Article
Author: Zhang, Qiu ; Yang, Guohuan ; Hu, Chunxia ; Xu, Fangjingwei ; Zhao, Ronghua ; Xu, Jiang ; Fan, Huifen ; Lin, Kang ; Wang, Xuewei ; Liu, Lianxiao ; Li, Xinguo ; Yu, Zhibin ; Hou, Fujun ; Li, Yuwei ; Pan, Xinping ; Lu, Changrui ; Liu, Xiaoke ; Cai, Rujie ; Zhang, Yuntao ; Huang, Hongwei ; Jia, William ; Li, Jing ; Cheng, Xinhua ; Hua, Xianwu ; Wang, Hui ; Liu, Xiaohu ; Ding, Jun ; Lu, Jia ; Liu, Fei ; Cheng, Hang ; Yang, Xiaoming ; Wang, Zejun ; Jia, Rui
The coronavirus SARS-CoV-2 has mutated quickly and caused significant global damage. This study characterizes two mRNA vaccines ZSVG-02 (Delta) and ZSVG-02-O (Omicron BA.1), and associating heterologous prime-boost strategy following the prime of a most widely administrated inactivated whole-virus vaccine (BBIBP-CorV). The ZSVG-02-O induces neutralizing antibodies that effectively cross-react with Omicron subvariants. In naïve animals, ZSVG-02 or ZSVG-02-O induce humoral responses skewed to the vaccine's targeting strains, but cellular immune responses cross-react to all variants of concern (VOCs) tested. Following heterologous prime-boost regimes, animals present comparable neutralizing antibody levels and superior protection against Delta and Omicron BA.1variants.

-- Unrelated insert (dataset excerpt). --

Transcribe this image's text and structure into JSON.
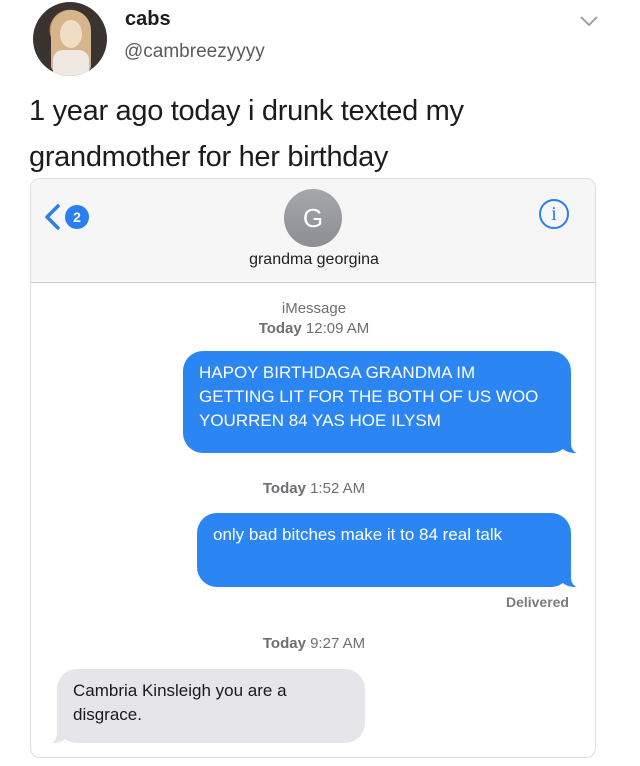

Single-boost only generated ancestral and omicron dual-responsive antibodies, probably by "recall" and "reshape" the prime immunity. New Omicron-specific antibody populations, however, appeared only following the second boost with ZSVG-02-O. Overall, our results support a heterologous boost with ZSVG-02-O, providing the best protection against current VOCs in inactivated virus vaccine-primed populations.